Yttria (Y₂O₃) is one promising hosting material for rare-earth-ion-activated phosphors with applications including amplifiers, lasers, waveguides, X-ray imaging, bioimaging, and field emission or electroluminescent displays due to their luminescent characteristics and stability in high vacuum. In fact, in our most recent study, we have deposited Er-doped Y₂O₃ thin films by radical-enhanced atomic layer deposition (ALD).¹ and demonstrated that the Er incorporated in Y₂O₃ can reach a concentration as high as 10²¹ cm^-3 with outstanding room temperature photoluminescence (PL) at 1.54 µm in thin Er-doped (6-14 at. %) Y₂O₃ films deposited at 350°C.² Meanwhile, nanocrystalline materials (e.g.: nanoparticles, nanotubes, and nanowires) exhibit unique physical properties, in particular, increased luminescence efficiency, which are not observed with their bulk counterparts. Hence, in this talk, we present our recent work on the synthesis of nanotubes of rare earth (Er and Yb) doped Y₂O₃, by a solution synthetic method, with a focus on controlling the spatial distribution of the rare earth ions. The processing temperature, pH, time, addition rate of NaOH, the concentration of yttrium nitrate, and the annealing temperature dictated the formation of metastable Y(OH)_3-x(NO₃)_x complexes thus the nucleation/growth of rare-earch doped Y(OH)₃ nanotubes. The rare-earch doped Y(OH)₃ nanotubes were coverted to rare earth doped yttria by high temperature annealing and the resulting nanotubes had varying rare earth dopant concentrations (0-100%) with sizes ranging from 40-500 nm in diameter and 2-10 µm in length. X-ray diffraction (XRD), scanning electron microscopy (SEM), high resolution transmission electron microsecopy (HRTEM), selective area electron diffraction (SAED), and extended x-ray absorption fine structure (EXAFS) were combined to delineate the structure and composition of these nanotubes. The erbium coordination number and local bonding environment are assessed by synchrotron based EXAFS analysis, and are shown to dictate the measured photoluminescence intensity.³ Their room luminescent properties (PL and catholuminescence, CL) are outstanding and even superior than the thin films synthesized by ALD. Finally, we will discuss their electronic properties and the application of these doped yttria nanostructures as small and compact planar optical amplifier.

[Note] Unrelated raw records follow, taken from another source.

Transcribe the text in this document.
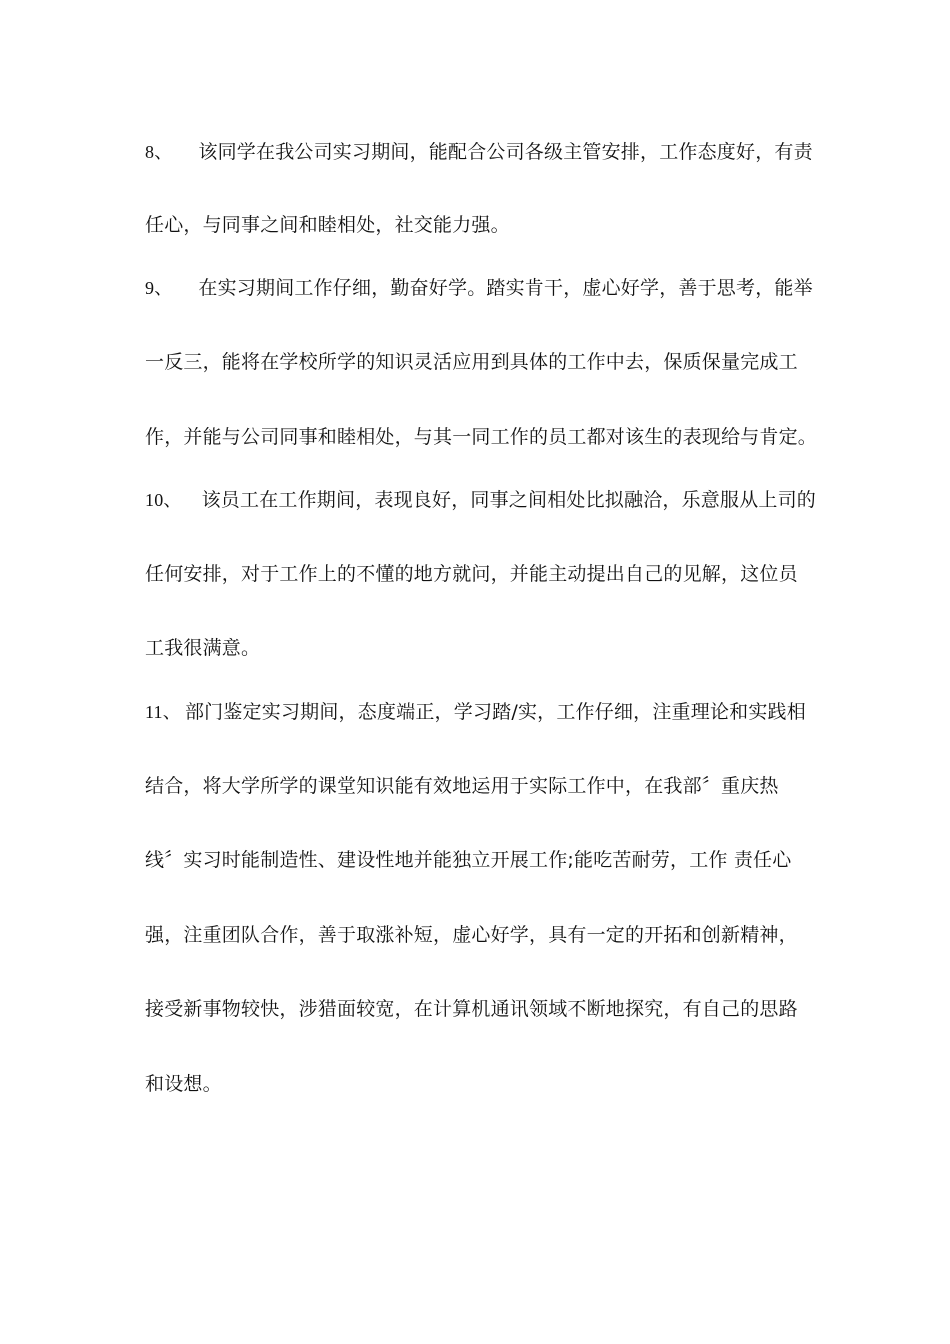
8、 该同学在我公司实习期间，能配合公司各级主管安排，工作态度好，有责
任心，与同事之间和睦相处，社交能力强。
9、 在实习期间工作仔细，勤奋好学。踏实肯干，虚心好学，善于思考，能举
一反三，能将在学校所学的知识灵活应用到具体的工作中去，保质保量完成工
作，并能与公司同事和睦相处，与其一同工作的员工都对该生的表现给与肯定。
10、 该员工在工作期间，表现良好，同事之间相处比拟融洽，乐意服从上司的
任何安排，对于工作上的不懂的地方就问，并能主动提出自己的见解，这位员
工我很满意。
11、 部门鉴定实习期间，态度端正，学习踏/实，工作仔细，注重理论和实践相
结合，将大学所学的课堂知识能有效地运用于实际工作中，在我部〞重庆热
线〞实习时能制造性、建设性地并能独立开展工作;能吃苦耐劳，工作 责任心
强，注重团队合作，善于取涨补短，虚心好学，具有一定的开拓和创新精神，
接受新事物较快，涉猎面较宽，在计算机通讯领域不断地探究，有自己的思路
和设想。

References: 1. T.T. Van and J.P. Chang, "Controlled erbium incorporation and photoluminescence of Er-doped Y₂O₃", Applied Physics Letters, 87, 011907 (2005). 2. T.T. Van, J. Hoang, R. Ostroumov, K. L. Wang, J. R. Bargar, J. Lu, H.-O. Blom, and J.P. Chang, “Nanostructure and temperature-dependent photoluminescence of Er-doped Y₂O₃ thin films for micro-optoelectronic integrated circuits”, Journal of Applied Physics, 100, 073512 (2006). 3. T.T. Van, J. R. Bargar, and J.P. Chang, “Er coordianation in Y₂O₃ thin films studied by extended X-ray absorption fine structure”, Journal of Applied Physics, 100, 023115 (2006).